Il più grande affresco delle Marche
Questa chiesa era considerata terapeutica per tutti i mali per cui si può capire il fenomeno del pellegrinaggio durato secoli. All’interno era rappresentato, con un affresco di notevolissime dimensioni (7 metri per 4 – il più grande delle Marche), il Giudizio Universale. L’opera risale alla seconda metà del 1400, per preservarlo è stato distaccato e ricomposto nella chiesa di San Martino, costruita appositamente proprio per ospitarlo, dove occupa una intera parete. Come si legge nella targhetta l’affresco è attribuito a Cristoforo di Jacopo di Marcucciola, un discepolo di Bartolomeo di Tommaso (anche se ci sono altre attribuzioni).

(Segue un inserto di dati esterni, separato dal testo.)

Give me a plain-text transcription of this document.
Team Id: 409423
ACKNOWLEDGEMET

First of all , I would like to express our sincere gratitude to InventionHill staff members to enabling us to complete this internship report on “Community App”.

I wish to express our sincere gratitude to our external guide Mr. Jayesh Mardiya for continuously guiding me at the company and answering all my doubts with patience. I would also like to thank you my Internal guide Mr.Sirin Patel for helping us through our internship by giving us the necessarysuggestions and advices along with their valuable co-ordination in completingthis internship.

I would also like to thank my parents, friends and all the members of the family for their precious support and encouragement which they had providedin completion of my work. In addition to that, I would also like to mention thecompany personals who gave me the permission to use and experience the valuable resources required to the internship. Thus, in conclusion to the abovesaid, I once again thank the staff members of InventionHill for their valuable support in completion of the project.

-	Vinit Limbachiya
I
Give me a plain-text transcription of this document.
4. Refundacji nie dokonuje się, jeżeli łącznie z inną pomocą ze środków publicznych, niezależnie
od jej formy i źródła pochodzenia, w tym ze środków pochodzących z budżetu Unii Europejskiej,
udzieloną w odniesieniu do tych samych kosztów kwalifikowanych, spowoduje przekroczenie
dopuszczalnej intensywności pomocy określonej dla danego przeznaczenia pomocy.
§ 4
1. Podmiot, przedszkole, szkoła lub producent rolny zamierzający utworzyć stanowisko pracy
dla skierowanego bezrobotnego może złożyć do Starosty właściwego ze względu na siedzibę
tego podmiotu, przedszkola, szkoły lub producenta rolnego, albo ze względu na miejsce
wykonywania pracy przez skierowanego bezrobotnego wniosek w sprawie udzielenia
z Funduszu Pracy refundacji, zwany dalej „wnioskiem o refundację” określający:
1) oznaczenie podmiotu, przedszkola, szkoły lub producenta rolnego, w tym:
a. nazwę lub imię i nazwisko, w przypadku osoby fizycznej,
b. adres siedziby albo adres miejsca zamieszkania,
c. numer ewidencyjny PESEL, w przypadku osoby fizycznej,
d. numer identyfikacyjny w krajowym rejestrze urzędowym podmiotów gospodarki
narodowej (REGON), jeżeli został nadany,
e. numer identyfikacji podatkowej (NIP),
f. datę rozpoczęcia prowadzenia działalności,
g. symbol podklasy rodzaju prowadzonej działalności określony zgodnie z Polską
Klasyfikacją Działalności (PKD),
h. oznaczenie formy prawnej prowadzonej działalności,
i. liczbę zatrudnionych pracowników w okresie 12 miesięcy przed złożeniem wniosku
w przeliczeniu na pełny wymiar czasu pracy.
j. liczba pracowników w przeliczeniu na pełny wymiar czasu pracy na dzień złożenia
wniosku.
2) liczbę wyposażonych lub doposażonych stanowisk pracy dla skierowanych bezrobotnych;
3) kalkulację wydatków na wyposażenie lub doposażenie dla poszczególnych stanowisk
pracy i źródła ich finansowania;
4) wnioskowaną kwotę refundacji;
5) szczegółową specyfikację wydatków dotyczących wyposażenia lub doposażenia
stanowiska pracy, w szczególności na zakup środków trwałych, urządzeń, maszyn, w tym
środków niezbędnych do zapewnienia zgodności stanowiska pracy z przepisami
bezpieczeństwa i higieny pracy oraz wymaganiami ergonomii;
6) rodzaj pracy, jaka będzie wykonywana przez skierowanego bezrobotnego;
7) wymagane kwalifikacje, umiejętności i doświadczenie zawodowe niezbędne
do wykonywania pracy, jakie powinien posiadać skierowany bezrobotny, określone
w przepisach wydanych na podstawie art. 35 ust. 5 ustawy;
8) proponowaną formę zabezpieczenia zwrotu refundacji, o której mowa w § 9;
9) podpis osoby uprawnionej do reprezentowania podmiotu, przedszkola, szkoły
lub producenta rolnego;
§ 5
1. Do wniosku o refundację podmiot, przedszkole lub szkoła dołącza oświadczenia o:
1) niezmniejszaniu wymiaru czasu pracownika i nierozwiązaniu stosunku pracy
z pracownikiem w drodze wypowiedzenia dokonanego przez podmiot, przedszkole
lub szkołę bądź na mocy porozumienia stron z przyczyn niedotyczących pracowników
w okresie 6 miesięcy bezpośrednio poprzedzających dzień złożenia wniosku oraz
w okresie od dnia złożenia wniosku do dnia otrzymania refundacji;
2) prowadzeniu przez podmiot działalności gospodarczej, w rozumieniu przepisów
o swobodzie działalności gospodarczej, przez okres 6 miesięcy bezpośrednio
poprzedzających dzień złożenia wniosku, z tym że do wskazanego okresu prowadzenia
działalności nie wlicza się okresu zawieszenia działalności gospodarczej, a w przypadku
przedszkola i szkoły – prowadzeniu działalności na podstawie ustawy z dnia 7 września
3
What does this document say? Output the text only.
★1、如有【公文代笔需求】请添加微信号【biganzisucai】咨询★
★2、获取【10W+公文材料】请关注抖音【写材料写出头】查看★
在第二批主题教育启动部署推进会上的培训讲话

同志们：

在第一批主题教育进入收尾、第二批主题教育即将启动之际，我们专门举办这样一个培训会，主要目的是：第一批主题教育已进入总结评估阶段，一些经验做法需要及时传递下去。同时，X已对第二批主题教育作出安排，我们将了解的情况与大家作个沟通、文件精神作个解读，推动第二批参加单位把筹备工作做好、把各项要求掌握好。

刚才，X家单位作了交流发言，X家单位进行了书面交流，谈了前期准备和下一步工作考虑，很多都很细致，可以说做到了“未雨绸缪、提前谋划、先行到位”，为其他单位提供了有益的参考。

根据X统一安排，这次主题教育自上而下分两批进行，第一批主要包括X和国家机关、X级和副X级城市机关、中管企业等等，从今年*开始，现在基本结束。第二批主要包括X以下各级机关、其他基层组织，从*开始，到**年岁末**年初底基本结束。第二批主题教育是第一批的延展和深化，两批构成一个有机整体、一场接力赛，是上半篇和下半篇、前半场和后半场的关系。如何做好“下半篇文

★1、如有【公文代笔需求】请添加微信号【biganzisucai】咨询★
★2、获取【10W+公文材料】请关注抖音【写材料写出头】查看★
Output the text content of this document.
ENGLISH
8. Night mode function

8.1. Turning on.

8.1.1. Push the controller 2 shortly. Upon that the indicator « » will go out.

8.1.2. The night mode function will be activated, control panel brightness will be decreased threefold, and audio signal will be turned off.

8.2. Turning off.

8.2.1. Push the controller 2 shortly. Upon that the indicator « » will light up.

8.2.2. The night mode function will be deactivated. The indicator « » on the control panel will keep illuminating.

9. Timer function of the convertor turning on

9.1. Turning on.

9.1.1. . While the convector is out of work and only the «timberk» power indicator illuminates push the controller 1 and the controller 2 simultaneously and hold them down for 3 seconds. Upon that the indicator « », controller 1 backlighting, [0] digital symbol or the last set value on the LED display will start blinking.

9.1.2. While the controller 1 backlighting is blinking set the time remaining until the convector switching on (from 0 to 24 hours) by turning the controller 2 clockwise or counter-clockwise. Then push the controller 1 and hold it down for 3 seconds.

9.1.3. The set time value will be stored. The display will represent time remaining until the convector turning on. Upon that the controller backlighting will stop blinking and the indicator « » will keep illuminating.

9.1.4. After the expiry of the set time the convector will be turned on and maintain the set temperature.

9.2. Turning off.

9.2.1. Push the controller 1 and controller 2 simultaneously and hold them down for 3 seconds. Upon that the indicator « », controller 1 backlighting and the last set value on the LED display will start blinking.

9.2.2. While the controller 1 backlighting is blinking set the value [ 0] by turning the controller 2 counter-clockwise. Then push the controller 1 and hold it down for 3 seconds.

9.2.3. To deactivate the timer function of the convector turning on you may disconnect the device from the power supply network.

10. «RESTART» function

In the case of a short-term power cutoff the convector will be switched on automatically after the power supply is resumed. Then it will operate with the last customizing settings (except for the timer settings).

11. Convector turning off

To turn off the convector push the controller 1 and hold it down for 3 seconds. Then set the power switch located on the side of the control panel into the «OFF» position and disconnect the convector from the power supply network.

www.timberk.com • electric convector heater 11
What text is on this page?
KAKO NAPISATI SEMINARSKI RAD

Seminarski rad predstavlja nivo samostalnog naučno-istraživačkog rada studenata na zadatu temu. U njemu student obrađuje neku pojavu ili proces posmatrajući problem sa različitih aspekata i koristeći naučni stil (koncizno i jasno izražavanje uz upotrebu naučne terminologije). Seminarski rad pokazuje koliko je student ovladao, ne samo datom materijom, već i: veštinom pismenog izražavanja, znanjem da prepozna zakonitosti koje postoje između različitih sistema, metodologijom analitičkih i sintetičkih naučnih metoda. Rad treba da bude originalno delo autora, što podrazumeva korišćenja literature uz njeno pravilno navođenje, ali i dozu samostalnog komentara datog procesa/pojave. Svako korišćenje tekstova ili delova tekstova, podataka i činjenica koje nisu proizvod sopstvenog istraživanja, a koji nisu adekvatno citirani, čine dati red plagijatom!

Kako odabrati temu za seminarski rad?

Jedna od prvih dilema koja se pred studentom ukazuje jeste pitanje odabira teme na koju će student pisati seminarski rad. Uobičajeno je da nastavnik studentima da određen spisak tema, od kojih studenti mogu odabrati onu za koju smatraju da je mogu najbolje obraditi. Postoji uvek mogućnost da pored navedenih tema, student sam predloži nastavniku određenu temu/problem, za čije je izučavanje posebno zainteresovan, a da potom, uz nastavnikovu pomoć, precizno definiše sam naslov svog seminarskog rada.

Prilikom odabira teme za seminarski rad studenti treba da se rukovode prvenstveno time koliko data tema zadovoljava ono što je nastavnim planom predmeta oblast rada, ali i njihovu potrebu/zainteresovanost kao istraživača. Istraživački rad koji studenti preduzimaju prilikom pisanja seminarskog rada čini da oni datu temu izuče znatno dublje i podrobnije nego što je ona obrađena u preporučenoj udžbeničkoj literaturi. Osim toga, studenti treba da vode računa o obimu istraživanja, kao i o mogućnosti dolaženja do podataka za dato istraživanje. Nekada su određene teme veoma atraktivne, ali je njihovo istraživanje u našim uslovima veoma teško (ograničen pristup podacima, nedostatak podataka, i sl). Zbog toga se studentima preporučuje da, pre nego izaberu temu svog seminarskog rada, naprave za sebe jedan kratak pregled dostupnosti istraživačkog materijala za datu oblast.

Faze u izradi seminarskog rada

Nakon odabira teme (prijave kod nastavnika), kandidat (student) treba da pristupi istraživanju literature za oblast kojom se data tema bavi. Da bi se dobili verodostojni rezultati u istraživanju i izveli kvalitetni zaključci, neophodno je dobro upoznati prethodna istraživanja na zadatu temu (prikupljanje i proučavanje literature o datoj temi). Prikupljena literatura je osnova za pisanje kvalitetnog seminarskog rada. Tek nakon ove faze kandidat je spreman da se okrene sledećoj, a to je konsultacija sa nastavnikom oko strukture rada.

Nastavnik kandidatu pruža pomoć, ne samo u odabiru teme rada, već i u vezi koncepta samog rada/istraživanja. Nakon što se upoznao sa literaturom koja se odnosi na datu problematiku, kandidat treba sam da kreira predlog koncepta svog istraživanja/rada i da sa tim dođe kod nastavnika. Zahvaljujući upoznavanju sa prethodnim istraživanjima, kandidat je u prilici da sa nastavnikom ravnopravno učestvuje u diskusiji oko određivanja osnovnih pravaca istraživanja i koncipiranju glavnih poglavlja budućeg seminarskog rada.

Il dipinto si sviluppa su tre piani: nella fascia inferiore vediamo la resurrezione dei morti, l’ascesa degli eletti e le scene infernali; la centrale è divisa in due parti da una porta chiusa ai cui lati si trovano San Paolo e San Pietro; nella zona alta il Paradiso ospita figure aureolate e Cristo con angeli adoranti. Siamo alle solite: abitiamo un territorio dalle infinite ricchezze che lasciamo andare in malora, invece di averne cura affinché possa non solo continuare a testimoniare la storia ma anche essere fonte di ricchezza.